Возвращение - стр. 6
Моему дедушке было что рассказать об Италии и Франции. Побывав учеником у ткача и у прядильщика, он несколько лет проработал в Турине и Париже, и снова его мемуары повествуют о том, с каким интересом он осматривал достопримечательности и знакомился со страной и людьми, рассказывают о скудном жалованье, о нищенском жилье и о суевериях, царивших среди рабочих и работниц в Пьемонте, о конфликте между католицизмом и свободомыслием и об усилении национализма во Франции. И здесь тоже говорится о том, как его мучила тоска по родине. Потом он стал управляющим прядильной фабрикой в Швейцарии, женился и создал свой домашний очаг, купил дом в Швейцарии – наконец-то он зажил не вопреки собственной природе, а в согласии с нею.
Когда накануне Первой мировой войны он занял пост управляющего немецкой прядильной фабрикой, ему не пришлось покидать родные края. Он ездил на фабрику через границу и возвращался после работы домой – до тех пор, пока после Первой мировой войны из-за инфляции его жалованье не обесценилось и в Германии, и особенно в Швейцарии. Он старался поскорее тратить жалованье на приобретение разных долговечных вещей, и у меня в доме до сих пор сохранилось одно из тяжелых шерстяных одеял, которые он в большом количестве приобрел по случаю при ликвидации немецкого лошадиного лазарета и которым действительно нет сносу. Однако лошадиными попонами не накормишь жену, чтобы она была здоровой и сильной, забеременела и родила ребенка, и тогда дедушка снова стал управляющим на швейцарской прядильной фабрике.
Он навсегда сохранил преданность немцам. Его издавна занимала судьба немцев за границей, – возможно, он считал, что они так же страдают от тоски по родине, как когда-то страдал он сам. Когда бабушка готовила еду, дед всегда ей помогал: он брал круглую металлическую сетку со свежевымытым, мокрым салатом, выходил на порог дома и тряс ею, пока салат не высохнет. Нередко, выйдя на крыльцо, он застревал там надолго, и тогда бабушка посылала меня за ним. Я шел и заставал его сосредоточенно рассматривавшим капли воды, которые он разбрызгал на каменные плиты перед входом, когда размахивал сеткой.
«Что с тобой, дедушка?»
Капли на плитах напоминали ему о рассеянных по свету немцах.
После того как дедушка и бабушка пережили Первую мировую войну, грипп и инфляцию, после того как дедушка стал больше зарабатывать на процветающей швейцарской прядильной фабрике и, запатентовав два изобретения, с большой выгодой продал патенты, у них наконец-то родился сын. С этого момента на страницах дедушкиных записок то тут, то там обнаруживаются наклеенные фотографии: мой отец с бумажной шапочкой на голове, верхом на деревянной лошадке на палочке, вся семья за столом в садовом домике, мой отец в костюмчике и с галстуком в день поступления в гимназию, вся семья с велосипедами, одна нога на педали, другая – на земле, словно они вот-вот отправятся в путь.

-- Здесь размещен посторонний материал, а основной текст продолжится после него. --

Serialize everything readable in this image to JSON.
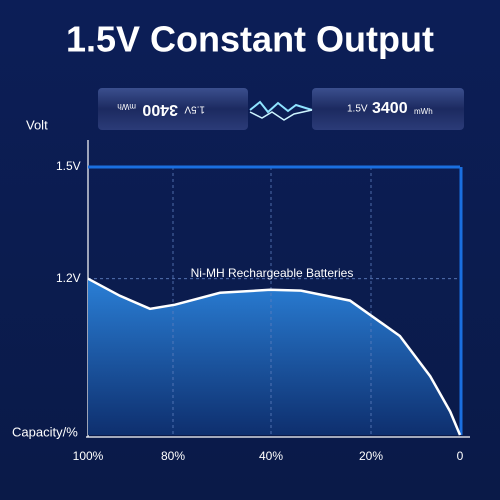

Несколько фотографий были просто заложены между страницами. Мой дедушка в школе, мой дедушка – молодой супруг, мой дедушка – пенсионер, мой дедушка за несколько лет до смерти. Взгляд у него всегда серьезный, печальный, он растерянно смотрит перед собой, словно не видя ничего вокруг. На последней фотографии у него изборожденное морщинами лицо, худая старческая шея торчит из широкого воротника рубашки, словно у черепахи из-под панциря; взгляд стал робким, а душа будто готова спрятаться за маской нелюдимости и чудачества. Однажды он рассказал мне, что всю жизнь страдал головными болями, боль шла от левого виска к затылку, «как перо на шляпе». Об изводивших его депрессиях он мне никогда не говорил, да он, пожалуй, и не знал, что и печаль, и растерянность, и страх могут быть диагнозом, у которого есть название, – да и кто тогда о таком помышлял! Впрочем, дело редко доходило до того, чтобы он не мог встать, что-то делать, работать.